Giritliler, deniz taşımacılığına ek olarak kendilerini ticari olarak büyümelerine izin veren sığır yetiştiriciliği ve tarıma adadılar. Doğu Akdeniz rotalarına hâkim olmaları nedeniyle en önemli ticari noktaları olan şarap, yağ, seramik eşyalar, yünlü kumaşlar ticareti yaptılar: Kıbrıs, Mısır, Sicilya, Küçük Asya ve Yunanistan'ın diğer halkları.
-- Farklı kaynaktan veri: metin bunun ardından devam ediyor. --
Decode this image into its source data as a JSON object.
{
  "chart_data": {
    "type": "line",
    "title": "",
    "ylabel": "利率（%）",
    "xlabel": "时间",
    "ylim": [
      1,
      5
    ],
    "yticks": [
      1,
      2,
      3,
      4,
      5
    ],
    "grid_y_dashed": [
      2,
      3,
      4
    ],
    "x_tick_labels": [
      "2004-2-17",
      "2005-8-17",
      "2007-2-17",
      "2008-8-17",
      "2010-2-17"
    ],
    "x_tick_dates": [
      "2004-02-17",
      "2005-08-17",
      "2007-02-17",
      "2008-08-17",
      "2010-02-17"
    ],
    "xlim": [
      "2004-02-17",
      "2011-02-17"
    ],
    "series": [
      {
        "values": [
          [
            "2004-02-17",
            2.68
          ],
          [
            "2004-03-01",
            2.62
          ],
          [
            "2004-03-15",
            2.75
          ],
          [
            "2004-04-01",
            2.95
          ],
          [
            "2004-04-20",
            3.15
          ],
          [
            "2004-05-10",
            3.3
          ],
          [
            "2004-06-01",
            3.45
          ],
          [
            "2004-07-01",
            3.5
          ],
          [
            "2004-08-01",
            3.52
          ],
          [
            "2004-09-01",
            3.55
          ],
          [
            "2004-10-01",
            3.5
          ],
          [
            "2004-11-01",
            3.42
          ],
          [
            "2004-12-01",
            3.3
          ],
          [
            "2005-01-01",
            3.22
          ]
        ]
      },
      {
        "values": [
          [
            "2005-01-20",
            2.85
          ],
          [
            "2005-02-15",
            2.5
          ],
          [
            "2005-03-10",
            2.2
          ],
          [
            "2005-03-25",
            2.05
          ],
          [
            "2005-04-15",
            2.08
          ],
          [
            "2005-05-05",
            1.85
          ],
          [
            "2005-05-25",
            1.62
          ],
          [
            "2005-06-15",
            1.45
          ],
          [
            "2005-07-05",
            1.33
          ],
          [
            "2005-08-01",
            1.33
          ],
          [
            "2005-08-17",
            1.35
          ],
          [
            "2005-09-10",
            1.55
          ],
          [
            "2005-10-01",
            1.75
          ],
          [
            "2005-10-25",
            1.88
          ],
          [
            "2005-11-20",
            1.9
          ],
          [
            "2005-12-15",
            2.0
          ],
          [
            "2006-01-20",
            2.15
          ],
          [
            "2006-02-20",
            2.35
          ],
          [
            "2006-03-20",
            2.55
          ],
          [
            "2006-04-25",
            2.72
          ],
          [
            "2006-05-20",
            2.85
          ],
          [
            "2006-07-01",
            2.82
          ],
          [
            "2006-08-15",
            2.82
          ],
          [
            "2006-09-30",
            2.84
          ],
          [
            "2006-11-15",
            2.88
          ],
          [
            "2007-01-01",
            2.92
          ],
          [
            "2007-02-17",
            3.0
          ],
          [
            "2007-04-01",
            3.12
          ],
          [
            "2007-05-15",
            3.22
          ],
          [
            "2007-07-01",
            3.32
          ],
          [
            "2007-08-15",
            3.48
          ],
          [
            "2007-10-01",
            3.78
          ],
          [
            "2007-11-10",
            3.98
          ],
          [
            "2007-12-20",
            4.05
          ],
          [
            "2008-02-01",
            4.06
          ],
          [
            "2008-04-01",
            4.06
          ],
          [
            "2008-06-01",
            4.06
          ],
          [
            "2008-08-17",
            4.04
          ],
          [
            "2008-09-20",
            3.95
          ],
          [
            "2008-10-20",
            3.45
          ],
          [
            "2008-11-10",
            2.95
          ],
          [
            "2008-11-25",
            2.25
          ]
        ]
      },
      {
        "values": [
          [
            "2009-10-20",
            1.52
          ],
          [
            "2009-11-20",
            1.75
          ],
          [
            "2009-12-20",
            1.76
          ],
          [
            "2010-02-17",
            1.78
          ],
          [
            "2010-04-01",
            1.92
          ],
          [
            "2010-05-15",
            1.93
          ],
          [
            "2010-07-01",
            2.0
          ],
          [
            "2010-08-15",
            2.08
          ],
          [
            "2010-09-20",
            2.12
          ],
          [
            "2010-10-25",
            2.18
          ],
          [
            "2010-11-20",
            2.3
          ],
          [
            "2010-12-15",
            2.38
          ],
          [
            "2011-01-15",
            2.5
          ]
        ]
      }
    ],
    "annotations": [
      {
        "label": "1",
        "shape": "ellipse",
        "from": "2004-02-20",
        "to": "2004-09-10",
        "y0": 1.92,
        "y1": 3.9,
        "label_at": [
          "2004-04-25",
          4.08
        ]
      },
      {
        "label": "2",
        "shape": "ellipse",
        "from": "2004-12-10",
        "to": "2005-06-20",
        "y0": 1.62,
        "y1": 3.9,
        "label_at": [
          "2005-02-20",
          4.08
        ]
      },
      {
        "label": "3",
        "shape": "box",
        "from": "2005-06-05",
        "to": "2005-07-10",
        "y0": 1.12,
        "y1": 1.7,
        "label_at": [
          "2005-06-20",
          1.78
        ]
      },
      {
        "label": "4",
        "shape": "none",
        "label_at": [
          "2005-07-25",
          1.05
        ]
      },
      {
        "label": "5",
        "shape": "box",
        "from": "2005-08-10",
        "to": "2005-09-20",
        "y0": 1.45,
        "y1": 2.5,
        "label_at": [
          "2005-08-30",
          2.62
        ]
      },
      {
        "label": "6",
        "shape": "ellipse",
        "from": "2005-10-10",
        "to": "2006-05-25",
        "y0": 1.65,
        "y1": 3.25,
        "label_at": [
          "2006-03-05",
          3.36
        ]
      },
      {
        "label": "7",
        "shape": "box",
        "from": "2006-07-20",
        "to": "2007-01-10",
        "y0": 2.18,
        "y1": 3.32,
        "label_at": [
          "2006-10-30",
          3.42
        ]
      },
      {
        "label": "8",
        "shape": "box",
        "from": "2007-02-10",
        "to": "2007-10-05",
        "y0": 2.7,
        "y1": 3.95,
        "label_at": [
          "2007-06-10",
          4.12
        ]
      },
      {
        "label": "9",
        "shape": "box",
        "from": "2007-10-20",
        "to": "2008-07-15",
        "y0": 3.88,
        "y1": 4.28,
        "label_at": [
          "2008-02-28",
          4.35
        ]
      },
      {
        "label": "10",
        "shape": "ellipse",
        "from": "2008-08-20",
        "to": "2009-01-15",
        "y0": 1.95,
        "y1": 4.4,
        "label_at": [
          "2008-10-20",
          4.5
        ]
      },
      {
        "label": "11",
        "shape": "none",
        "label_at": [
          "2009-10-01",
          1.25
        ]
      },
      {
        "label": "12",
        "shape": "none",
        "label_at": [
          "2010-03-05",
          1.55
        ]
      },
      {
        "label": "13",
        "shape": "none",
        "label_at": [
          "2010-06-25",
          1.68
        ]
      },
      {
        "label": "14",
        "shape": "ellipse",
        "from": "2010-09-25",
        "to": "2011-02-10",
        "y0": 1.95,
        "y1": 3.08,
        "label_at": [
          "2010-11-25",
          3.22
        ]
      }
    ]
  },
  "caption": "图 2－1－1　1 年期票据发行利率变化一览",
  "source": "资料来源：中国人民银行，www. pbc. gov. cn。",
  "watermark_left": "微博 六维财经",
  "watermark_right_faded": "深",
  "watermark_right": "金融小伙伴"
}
Giritlilerin görkemli ticari faaliyeti, Mısırlılarınkine çok benzeyen, ilk başlarında hiyeroglif şeklinde olduğu gibi, yazının sahip olduğu büyük ilerlemelerde yansıtıldı. Sonra zaman geçtikçe basitleştirildi, ta ki doğrusal ve fonetik hale gelene kadar
Dine gelince, güçlü bir oryantal etkiye sahipti, doğurganlık kültü ve doğayla ilgili her şey yaygındı. Dinlerinin en göze çarpan yönlerinden biri, bereket tanrıçasına saygı duymasıydı. Giritliler ayrıca, amacı tüm şehre refah getirecek ilahi gücü çağırmak olan boğa güreşi oyunları adı verilen ilginç ama kutsal bir ritüel gerçekleştirdiler. Bu oyunlar, bir saldırıda boğanın boynuzlarını kavrayıp sırt üstü yuvarlanmaya çalışan genç katılımcılardan (her iki cinsiyetten) oluşuyordu.